50) realizou escavações no centro da aldeia, entre 1955 e 1960. Encontrou tumbas de meados da Idade do Bronze (2000–1500 a.C.), cerâmicas da Idade do Ferro (900–539 a.C.), cerâmicas e construções do período helenístico (332–63 a.C.). Em relação ao período de Jesus, encontrou uma fonte, cisternas para água, prensas de azeitonas, tonéis de óleo e silos para grãos nos subterrâneos das moradias, onde as colheitas eram guardadas.

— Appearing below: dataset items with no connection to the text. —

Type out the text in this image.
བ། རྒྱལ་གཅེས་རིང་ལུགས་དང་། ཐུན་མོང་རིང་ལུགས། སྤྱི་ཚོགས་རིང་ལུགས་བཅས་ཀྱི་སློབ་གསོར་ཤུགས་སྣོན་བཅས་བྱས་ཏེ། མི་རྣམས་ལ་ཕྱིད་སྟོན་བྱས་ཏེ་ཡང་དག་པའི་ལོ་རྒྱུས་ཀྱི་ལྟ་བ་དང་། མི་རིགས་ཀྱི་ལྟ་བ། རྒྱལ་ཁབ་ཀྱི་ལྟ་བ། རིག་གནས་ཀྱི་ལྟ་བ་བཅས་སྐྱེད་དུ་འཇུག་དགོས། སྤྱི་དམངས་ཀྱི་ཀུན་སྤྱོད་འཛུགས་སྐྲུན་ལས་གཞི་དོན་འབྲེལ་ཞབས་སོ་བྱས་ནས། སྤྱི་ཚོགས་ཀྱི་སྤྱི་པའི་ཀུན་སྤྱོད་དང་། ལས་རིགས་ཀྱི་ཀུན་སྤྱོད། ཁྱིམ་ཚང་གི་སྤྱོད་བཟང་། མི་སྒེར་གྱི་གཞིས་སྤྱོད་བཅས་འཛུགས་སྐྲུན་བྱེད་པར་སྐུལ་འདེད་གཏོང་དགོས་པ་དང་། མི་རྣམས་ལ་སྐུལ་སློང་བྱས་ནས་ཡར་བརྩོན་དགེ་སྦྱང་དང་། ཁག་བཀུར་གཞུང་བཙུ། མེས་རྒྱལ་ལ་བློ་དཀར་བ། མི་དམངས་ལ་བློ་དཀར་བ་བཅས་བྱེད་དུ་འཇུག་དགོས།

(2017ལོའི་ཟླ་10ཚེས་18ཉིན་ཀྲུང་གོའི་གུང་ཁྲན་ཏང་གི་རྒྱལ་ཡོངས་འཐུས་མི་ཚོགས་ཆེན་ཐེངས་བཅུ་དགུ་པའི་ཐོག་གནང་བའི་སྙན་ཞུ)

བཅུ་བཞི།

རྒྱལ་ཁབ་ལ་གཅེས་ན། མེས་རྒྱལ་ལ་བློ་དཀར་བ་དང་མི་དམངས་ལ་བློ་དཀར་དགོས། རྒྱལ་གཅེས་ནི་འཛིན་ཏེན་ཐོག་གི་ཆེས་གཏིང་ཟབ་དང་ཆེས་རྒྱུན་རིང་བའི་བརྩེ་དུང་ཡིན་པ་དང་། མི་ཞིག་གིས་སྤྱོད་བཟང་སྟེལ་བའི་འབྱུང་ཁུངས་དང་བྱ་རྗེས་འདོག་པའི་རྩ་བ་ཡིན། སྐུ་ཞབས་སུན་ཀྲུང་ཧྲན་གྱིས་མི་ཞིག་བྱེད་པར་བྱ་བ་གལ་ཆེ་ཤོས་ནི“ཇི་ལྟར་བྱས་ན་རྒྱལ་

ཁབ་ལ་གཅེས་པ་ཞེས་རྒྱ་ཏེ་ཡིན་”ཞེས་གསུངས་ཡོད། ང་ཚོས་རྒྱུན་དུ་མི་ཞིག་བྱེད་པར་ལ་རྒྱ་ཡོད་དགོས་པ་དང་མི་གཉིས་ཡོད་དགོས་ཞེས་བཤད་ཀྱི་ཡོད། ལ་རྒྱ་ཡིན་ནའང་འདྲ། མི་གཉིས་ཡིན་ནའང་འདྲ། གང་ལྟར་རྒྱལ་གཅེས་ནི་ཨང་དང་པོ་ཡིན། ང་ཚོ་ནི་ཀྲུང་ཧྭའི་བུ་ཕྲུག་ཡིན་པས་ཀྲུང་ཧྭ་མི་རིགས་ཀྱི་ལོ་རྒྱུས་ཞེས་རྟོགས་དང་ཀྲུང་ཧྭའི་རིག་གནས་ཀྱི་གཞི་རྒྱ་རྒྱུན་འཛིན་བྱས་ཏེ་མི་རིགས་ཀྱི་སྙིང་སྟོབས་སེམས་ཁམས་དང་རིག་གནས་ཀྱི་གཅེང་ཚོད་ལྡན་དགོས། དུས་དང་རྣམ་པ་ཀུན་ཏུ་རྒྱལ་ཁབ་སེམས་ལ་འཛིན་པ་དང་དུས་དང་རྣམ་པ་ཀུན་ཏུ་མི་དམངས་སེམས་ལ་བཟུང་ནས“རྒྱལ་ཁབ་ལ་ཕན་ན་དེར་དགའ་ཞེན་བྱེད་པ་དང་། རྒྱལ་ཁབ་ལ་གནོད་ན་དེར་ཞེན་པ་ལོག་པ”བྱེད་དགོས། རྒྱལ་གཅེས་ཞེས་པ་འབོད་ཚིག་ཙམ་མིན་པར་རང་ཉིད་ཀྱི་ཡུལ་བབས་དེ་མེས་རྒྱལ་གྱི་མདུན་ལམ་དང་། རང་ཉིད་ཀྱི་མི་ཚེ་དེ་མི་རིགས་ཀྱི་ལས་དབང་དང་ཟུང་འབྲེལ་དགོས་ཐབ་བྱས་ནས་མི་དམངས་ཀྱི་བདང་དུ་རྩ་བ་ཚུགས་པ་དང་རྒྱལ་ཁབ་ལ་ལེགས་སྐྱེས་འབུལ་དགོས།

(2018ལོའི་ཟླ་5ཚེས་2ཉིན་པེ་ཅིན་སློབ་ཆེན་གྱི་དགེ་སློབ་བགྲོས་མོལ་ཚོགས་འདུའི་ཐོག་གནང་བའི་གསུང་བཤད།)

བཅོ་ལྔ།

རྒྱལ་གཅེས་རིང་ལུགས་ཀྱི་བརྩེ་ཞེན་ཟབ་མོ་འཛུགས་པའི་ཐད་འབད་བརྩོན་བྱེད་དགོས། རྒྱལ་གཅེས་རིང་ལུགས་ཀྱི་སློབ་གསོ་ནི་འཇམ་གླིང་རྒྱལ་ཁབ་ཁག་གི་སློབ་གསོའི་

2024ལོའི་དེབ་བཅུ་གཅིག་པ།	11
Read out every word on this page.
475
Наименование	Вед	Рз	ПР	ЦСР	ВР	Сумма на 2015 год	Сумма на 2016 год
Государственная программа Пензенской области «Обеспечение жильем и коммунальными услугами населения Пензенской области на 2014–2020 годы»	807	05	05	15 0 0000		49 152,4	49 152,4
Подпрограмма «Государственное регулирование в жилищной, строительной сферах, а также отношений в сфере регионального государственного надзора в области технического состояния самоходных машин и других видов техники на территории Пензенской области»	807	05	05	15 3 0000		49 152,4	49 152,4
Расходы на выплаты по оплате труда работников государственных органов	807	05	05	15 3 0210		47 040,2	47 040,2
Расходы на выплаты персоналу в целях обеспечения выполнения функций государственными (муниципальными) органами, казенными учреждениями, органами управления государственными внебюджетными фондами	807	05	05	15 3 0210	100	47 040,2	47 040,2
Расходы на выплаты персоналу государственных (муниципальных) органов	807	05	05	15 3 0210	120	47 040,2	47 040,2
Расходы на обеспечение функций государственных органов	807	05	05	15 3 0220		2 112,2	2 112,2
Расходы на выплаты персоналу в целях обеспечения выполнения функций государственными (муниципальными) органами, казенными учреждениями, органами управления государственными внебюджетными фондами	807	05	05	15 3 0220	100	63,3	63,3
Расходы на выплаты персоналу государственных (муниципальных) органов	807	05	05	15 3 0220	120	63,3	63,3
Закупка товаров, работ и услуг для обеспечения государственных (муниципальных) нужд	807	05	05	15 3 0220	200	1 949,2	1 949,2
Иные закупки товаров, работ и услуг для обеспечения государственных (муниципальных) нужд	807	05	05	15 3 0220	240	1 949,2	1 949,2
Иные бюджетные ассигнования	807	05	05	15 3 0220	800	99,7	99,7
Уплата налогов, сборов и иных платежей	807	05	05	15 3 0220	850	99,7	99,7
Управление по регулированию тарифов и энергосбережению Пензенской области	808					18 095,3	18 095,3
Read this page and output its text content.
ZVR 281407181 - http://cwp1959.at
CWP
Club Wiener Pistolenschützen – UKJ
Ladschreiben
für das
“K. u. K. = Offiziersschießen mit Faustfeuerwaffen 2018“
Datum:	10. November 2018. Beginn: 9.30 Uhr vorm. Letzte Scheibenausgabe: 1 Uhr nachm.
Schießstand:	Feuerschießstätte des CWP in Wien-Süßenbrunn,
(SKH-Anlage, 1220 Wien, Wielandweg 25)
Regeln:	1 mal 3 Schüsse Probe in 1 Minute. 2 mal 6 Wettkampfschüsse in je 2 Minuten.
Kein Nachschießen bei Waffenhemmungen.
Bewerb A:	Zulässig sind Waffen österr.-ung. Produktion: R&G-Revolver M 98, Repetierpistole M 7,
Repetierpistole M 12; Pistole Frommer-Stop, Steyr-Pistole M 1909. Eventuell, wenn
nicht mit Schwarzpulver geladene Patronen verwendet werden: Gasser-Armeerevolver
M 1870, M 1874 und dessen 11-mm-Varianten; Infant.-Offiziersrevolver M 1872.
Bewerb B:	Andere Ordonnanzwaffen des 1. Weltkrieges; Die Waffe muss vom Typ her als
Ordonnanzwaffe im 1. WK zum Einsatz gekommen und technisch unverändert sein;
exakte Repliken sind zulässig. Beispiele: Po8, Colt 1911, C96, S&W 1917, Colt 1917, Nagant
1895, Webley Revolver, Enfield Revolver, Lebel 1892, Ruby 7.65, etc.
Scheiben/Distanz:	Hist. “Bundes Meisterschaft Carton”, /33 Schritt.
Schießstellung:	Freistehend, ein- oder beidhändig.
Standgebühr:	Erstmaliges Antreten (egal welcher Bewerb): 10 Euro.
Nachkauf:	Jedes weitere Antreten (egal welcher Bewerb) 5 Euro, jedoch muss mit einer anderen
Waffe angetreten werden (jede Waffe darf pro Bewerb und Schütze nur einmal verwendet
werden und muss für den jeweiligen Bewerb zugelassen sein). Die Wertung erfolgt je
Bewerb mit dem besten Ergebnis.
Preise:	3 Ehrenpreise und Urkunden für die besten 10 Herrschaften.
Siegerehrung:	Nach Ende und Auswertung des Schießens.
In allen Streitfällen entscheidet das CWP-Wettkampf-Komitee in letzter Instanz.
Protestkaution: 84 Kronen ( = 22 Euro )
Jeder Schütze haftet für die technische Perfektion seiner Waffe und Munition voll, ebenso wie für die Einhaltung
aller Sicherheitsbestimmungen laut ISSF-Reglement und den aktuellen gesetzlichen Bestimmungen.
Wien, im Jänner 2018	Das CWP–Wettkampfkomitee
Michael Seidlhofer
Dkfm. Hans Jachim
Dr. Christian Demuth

Flávio Josefo, historiador judeu, citou 45 cidades da Galileia. O Talmud mencionou 63 delas. O Antigo Testamento relacionou inumeráveis cidades dessa província. Nenhuma dessas fontes, curiosamente, registrou Nazaré. A aldeia foi ignorada, de tão pequenina. A primeira referência a ela, fora dos documentos cristãos, foi descoberta em 1962, nas escavações de Cesareia: um pedaço de mármore com a inscrição de seu nome. Mas sua aparição na história ocorreu no dia em que o Espírito Gabriel foi enviado a ela, à procura de “uma virgem desposada com um varão chamado José, da casa de Davi”. (
LUCAS 1:27.)
Nazaré foi construída no topo do monte mais ao sul da Baixa Galileia. De lá se vê o Monte Carmelo, a oeste; o vale do Jordão, a leste; a planície do Esdrelon, ao sul; defrontando-se, a nordeste, com o lago de Genesaré. Vê-se, também, o Monte Tabor, e quase se pressentem, por trás das montanhas da Samaria, as muitas colinas ressequidas da Judeia.
Ernest Renan (2003, p.
124) escreveu, com inspiração:
Aquelas montanhas, aquele mar, aquele céu de anil, aqueles planaltos no horizonte foram, para ele (Jesus), não a visão melancólica de uma alma que interroga a natureza sobre seu destino, mas o símbolo certo, a sombra transparente de um mundo visível e de um novo céu.
A aldeia de Jesus se distanciava cerca de 150 quilômetros de Jerusalém. Mas Séforis estava a apenas uma hora de caminhada de Nazaré.
1 Nota do autor: As transcrições da Bíblia não identificadas quanto ao tradutor foram extraídas da Bíblia de Jerusalém. (São Paulo: Paulus, 1996.)